Obadiah offers this stern warning to the proud: “The pride of your heart has deceived you, you who live in the clefts of the rocks and make your home on the heights, you who say to yourself, ‘Who can bring me down to the ground?’ Though you soar like the eagle and make your nest among the stars, from there I will bring you down,” declares the Lord” (1:3-4).
Pride not only puts us at enmity with God, it also separates us from him. Pride spoils our witness and renders our service to God null and void. Pride stinks in the nostrils of God. To understand the grave danger of an arrogant spirit we have but to remember Jesus’ parable of the Pharisee and the Tax Collector (Luke 18:9-14).
This parable strikes a hammer blow to the ugly nature of pride. The Pharisee was puffed-up with conceit about his own goodness. The Tax Collector on the other hand was the perfect example of humility, crying out to God, “Have mercy on me, a sinner.” He knew his condition and admitted it.
But this gave
God the opportunity to “exalt” him or “lift him up” so that he could return
home “justified before God.” Then Jesus lays out this principle of the
His words are almost identical to those uttered in the lesson before us. How Jesus could drive home his point! No one, having heard his teaching about the place of honor at a wedding banquet, could ever attend another banquet without recalling Jesus’ warning. Since I first read these words of Jesus, I have never been able to walk into a banquet hall without thinking about what he said. I may “look” at the head table but an inner voice starts speaking immediately: “Don’t even think about taking a seat up there until the host calls you up there!”
Jesus makes a beautiful connection between hospitality and humility. It is a lesson most of us need to heed – to find ways to offer loving hospitality to the poor, the crippled, the lame, and the blind. God is pleased when we find ways to honor those who are unable to return our favors.

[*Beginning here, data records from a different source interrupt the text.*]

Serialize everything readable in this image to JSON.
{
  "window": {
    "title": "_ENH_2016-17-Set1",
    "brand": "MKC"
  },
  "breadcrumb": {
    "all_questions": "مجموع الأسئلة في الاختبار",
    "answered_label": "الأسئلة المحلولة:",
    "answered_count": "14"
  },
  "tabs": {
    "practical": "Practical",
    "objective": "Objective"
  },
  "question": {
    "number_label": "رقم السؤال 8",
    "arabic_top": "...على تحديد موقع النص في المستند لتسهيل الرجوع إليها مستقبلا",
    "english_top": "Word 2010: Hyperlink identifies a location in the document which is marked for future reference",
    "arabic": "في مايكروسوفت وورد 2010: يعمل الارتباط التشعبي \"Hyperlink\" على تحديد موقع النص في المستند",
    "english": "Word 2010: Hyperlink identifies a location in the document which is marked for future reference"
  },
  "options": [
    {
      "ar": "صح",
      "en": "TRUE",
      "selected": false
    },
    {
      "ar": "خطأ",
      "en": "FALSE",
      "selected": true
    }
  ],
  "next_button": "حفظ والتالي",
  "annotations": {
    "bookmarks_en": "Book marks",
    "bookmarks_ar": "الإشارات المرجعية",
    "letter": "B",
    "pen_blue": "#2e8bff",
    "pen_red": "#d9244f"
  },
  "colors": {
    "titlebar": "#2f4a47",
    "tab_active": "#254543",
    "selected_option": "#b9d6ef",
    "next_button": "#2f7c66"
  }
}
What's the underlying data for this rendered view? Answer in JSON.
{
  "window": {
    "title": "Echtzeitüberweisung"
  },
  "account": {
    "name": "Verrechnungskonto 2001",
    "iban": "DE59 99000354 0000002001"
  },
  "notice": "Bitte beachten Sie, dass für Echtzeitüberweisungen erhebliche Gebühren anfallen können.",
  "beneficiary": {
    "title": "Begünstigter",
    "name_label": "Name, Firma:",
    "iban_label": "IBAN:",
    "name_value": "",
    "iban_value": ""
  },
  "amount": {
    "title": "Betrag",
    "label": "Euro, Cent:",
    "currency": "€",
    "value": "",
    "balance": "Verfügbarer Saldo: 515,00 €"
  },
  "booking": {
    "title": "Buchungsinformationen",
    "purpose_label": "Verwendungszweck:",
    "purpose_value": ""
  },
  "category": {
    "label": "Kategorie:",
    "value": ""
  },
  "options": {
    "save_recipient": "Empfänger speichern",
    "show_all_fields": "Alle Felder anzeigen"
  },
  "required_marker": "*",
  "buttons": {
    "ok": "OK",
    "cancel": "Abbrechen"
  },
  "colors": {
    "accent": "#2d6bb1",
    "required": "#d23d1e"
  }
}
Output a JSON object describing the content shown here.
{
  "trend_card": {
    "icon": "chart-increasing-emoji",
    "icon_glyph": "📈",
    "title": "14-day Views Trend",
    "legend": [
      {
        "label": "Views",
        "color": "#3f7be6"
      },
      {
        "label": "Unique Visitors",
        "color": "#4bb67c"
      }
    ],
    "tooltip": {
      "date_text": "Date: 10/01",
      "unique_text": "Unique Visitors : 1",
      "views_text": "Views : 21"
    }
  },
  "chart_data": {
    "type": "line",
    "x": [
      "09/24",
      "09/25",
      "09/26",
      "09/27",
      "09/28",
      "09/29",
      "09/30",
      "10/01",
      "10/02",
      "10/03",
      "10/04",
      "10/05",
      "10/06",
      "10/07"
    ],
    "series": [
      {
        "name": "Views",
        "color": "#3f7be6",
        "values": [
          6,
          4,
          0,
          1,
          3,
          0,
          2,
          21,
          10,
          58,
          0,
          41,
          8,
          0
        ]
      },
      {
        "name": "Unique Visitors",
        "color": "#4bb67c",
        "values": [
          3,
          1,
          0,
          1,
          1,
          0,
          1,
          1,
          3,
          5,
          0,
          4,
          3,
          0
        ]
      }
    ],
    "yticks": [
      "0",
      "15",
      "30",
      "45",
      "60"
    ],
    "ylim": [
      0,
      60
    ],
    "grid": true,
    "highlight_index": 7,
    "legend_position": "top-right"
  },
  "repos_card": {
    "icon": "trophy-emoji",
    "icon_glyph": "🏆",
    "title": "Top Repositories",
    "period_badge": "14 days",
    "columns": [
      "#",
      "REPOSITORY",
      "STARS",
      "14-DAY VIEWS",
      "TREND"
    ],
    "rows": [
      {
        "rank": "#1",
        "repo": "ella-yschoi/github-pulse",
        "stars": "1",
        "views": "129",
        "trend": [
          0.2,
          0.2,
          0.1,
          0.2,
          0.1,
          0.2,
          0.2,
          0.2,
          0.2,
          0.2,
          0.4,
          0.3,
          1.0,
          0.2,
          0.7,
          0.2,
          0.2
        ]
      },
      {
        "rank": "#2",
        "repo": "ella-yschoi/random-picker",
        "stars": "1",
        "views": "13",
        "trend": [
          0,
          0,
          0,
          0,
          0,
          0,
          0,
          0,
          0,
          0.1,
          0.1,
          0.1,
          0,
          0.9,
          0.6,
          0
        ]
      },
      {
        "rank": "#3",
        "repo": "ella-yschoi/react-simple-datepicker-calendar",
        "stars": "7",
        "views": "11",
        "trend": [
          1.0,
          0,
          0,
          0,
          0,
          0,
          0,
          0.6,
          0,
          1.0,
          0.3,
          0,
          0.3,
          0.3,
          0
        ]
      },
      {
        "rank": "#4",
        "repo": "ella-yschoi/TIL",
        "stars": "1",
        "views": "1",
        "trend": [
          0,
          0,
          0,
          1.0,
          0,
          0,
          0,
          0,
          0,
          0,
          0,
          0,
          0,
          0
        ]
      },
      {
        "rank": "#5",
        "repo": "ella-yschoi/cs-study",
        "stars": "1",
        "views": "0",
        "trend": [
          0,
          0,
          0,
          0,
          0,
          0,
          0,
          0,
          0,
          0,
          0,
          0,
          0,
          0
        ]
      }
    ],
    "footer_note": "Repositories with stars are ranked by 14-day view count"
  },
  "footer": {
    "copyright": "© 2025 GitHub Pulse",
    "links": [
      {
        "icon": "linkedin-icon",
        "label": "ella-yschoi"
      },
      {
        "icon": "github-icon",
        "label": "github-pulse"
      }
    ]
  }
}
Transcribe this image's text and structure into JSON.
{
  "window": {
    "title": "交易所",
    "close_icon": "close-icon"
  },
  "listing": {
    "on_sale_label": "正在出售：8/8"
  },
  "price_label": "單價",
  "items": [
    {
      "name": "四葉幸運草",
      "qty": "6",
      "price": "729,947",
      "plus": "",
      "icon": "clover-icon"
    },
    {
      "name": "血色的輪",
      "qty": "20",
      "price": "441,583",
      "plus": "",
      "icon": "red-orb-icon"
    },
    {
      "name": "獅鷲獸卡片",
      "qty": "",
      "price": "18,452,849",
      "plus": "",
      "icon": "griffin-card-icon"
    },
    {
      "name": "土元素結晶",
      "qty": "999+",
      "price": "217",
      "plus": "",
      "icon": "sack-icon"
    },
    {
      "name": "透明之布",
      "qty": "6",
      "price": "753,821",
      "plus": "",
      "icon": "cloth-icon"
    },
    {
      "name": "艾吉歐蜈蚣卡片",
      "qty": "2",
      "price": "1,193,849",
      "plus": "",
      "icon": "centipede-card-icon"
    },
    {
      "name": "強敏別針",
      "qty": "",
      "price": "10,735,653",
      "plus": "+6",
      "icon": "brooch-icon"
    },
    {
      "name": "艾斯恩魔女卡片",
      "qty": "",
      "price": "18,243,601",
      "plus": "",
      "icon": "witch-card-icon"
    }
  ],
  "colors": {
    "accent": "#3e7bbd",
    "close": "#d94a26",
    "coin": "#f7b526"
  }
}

We have the opportunity to humble ourselves in church on occasion by making strangers, especially the poor, to feel welcome. Instead of sitting always with our beloved friends, we can choose to sit beside someone who is lonely and hurting.
Thank God that in most of our churches we often find the poor and the wealthy kneeling beside one another to receive the Holy Sacrament. There, in the presence of the Lord, the ground is level. We are all sinners in need of grace. There, on occasion, we may find a new friend who can relate to us as we forsake our pride and cry out to God, “Have mercy on me, a sinner.” As surely as we make that request sincerely, God will wrap us up in his grace as he lifts us up. Surely God is pleased with us when we become wise enough to humble ourselves before him.